BEIRUT: Telecommunications Minister Boutros Harb hopes to make state-owned cellphone networks more efficient by revising the contracts that outsource their management to the private sector, a source at the ministry said Friday.
“Harb is interested in modifying the contracts with Alfa and touch to reduce the cost of running the networks on behalf the state. He also wants the companies to pledge to improve the quality of services and end the constant interruptions of phone call conversations,” the source told The Daily Star.
Touch, which was previously known as MTC, has been operating in Lebanon since 2004, while Alfa entered the market in 2009. Both networks are owned by the government, but their management is contracted out to Zain Group and Orascom Telecom, respectively.
According to the existing outsourcing agreement, the government pays both companies a $7.5 million monthly fee to operate the networks, as well as a bonus for every client they attract.
Former Telecommunications Minister Nicolas Sehnaoui renewed the contracts with Alfa and touch for three months in December last year, in order to guarantee that cellular services in Lebanon would not be interrupted. His caretaker government did not have the power to launch a new tender.
The source at the ministry said the general managers at Alfa and touch were aware of Harb’s plans, which would have to be enacted before the contracts expire at the end of March.
“We have been in direct [contact] with the firms since Harb took office. We know that we can’t launch a tender at short notice, but ... we will endeavor to obtain the best conditions for the state,” the source said.
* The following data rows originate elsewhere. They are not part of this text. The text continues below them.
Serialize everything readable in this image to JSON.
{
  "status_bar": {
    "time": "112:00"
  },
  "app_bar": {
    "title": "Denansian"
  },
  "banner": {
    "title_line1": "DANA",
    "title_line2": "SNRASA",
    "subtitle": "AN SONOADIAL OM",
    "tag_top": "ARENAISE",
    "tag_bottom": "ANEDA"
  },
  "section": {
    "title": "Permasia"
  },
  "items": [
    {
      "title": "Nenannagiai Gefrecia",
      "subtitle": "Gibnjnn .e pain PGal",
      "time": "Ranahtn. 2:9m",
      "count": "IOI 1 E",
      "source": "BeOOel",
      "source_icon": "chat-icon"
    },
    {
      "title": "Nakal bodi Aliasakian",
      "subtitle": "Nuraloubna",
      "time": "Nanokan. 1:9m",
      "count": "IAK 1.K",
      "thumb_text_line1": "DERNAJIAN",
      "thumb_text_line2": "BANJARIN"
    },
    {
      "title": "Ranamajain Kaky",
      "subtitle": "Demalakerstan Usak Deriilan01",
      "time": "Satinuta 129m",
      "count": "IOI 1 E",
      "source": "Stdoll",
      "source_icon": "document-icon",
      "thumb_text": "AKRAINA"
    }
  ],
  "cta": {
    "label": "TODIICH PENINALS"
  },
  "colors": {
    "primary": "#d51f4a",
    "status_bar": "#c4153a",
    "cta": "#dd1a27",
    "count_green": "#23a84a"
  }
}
“Each firm generates between $15-16 million a month from the income and bonuses,” one telecoms expert told The Daily Star.
But the expert doubts that the companies will make any drastic changes to the contracts at such short notice.
“What can Harb do if the companies do not make major modifications to the contracts? He can’t replace them in one week,” he said.
Marwan Hayek, the general manager of Alfa, said the networks were negotiating with Harb and his team but declined to say if the contracts will be renewed.
“We are studying the terms [put in place] by the minister and we are fully cooperating with the ministry,” Hayek said.
Claude Bassil, touch’s general manager, was not available to comment on the contracts.
The source close to Harb said the minister would not rush the decision.
“Harb has only two months in office and he realizes that he can’t perform miracles in a short period. But he will do his best to improve the quality of services and reduce the cost of cellular calls. He is a lawyer and he intends to follow the law to the letter,” the source said.
The minister intends to hold a news conference next Wednesday to unveil his plans for the sector.
“Harb will try to persuade the president of the republic, prime minister and the ministers to reduce the cost of land line and cellular bills to relieve the citizens,” the source said, adding: “The cellular bills are 10 times higher than in France and this is unacceptable.”
However, observers are skeptical that the Cabinet will agree to reduce the phone bills dramatically, as they generate more than $1 billion for the Treasury each year.
Sources said that Harb plans to increase the speed of the Internet in Lebanon, which is among the slowest in the world.